Прошло несколько лет. Однажды я встретил свою бывшую студентку, которая уже вышла замуж и имела свою семью. Речь зашла о годах минувших, в том числе и о сельхозработах. И вот что она мне поведала:

– Я никогда не забуду те «спектакли», которые устраивали для нас педагоги, – и она назвала имена Пианиста, Флейтиста и Вокалиста. – Каждый вечер мы торопились поскорее «лечь спать», чтобы послушать, как душевно отдыхали наши наставники. Чего только они не рассказывали – от анекдотов про поручика Ржевского до личных похождений! Причем отнюдь не стеснялись в выражениях: они же были уверены, что их никто не слышит. И чем больше пили, тем интереснее и красочней становились их рассказы. Время от времени они ржали, как молодые жеребцы…

– А как же вы все это слышали? – они же позатыкали отверстия мешками.

– А мы их вытащили; оставили лишь по кусочку мешковины, чтобы не было заметно. Так что слышимость была прекрасная. Как только наши «препы» садились за стол, мы собирались в кучку у разделявшей нас стены и с нетерпением ждали, когда же они захмелеют. Вот тогда-то и начиналось самое интересное!


«Стенолаз»


Подарили мне как-то бутылку коньячного спирта – напиток крепкий, мне незнакомый, поэтому я не особенно спешил с его распитием. Но год спустя подвернулся случай, и поллитровка спирта была, наконец, пущена в ход. А произошло это в колхозе во время традиционных осенних работ. В тот год среди педагогов существовала договоренность: если кому-то требовалось отлучиться на ночь в город, то он должен был поставить коллегам литр водки (данное предложение, разумеется, внес Пианист).

Однажды мне понадобилось съездить в город, а с деньгами в тот момент возникли какие-то трудности. Вот тут я и вспомнил про коньячный спирт. «А можно, вместо литра водки я привезу пол-литра спирта?» – спросил я у коллег, среди которых были Пианист, Флейтист и еще несколько педагогов. «Конечно, – ответил за всех Пианист, бывший в таких вопросах большим докой, – это равнозначно».

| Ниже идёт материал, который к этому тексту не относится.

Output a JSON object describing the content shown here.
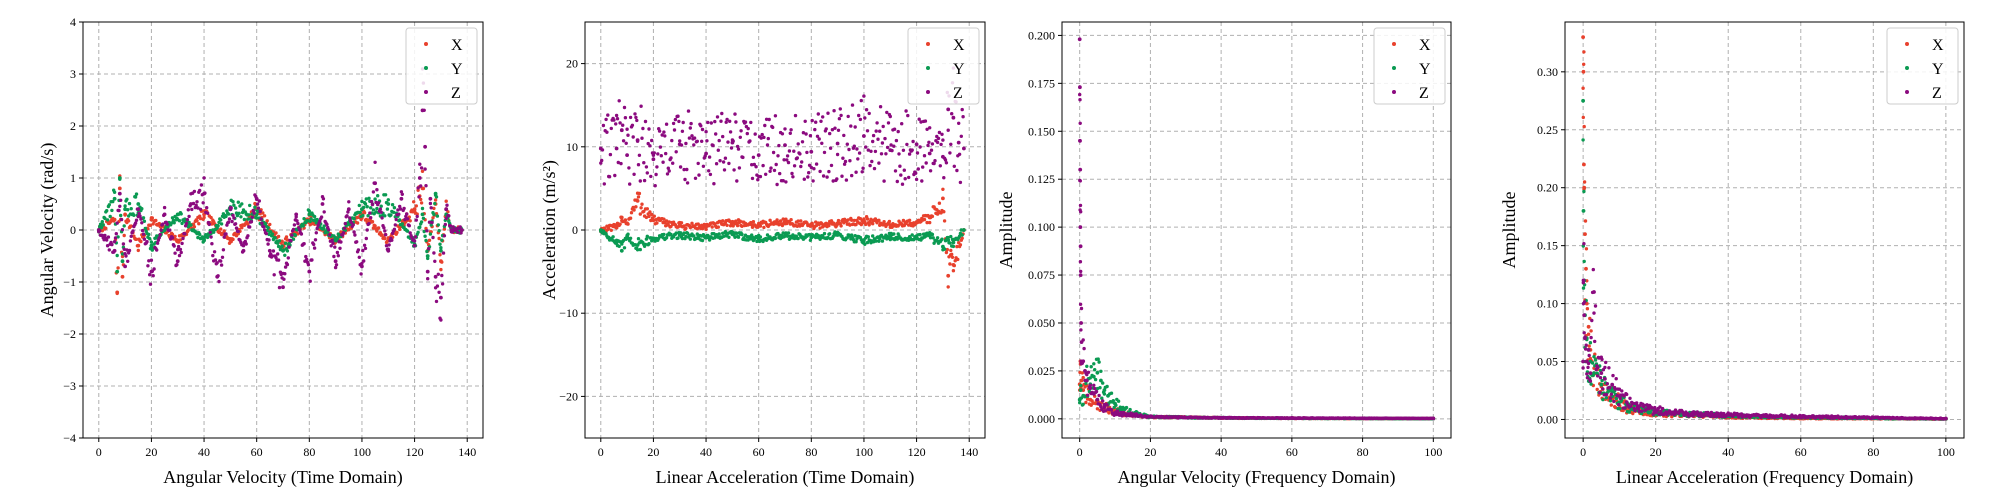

На следующий день я вернулся в колхоз с обещанным напитком. Завершив трудовой день, мы, как и полагается, сели за стол, на котором уже стояла большая чашка с дымящимися пельменями. Я достал бутылку со спиртом. «О, да это же “стенолаз”!» – радостно воскликнул Баянист, по причине хронического гайморита говоривший всегда в нос. «Почему “стенолаз”?» – удивился я. «Да мы его уже как-то пили – правда, много пить не рекомендуется – очень крепок, зараза: может так разобрать, что потом на стену полезешь… Оттого и “стенолаз”!».

– Ладно! Разбавлять будем?

– Не надо – зачем вещь портить! Вроде, слабаков тут нет, – возразил Флейтист, с живым интересом наблюдавший за процессом приготовления к застолью.

В общем, разлили “стенолаз” по стопкам, а тут и Пианист подоспел к столу – он где-то там разбирался со студентами.

«Так выпьем же, ребятки, под пельмешки! – сказал он и лихо опрокинул стопку в рот.

Но тут произошло нечто непредвиденное: Пианист вскочил с места, закашлялся, замахал руками, стал жадно хватать ртом воздух; изо рта его потекли слюни, на глаза навернулись слезы. Он что-то силился сказать, но не мог. Наконец, все еще задыхаясь, он прокричал каким-то диким фальцетом:

– Воды! Воды!

Воды в комнате, как назло, не оказалось, побежали на кухню, принесли… Испив водицы, бедный Пианист обрел дар речи и накинулся на нас с гневными упреками: «Что ж вы, черти, не предупредили, что спирт неразбавленный – так же можно и на тот свет отправить!»

Мы виновато молчали – что тут говорить: коллега был прав.

А во всем виноват “стенолаз” – уж больно крепок, зараза!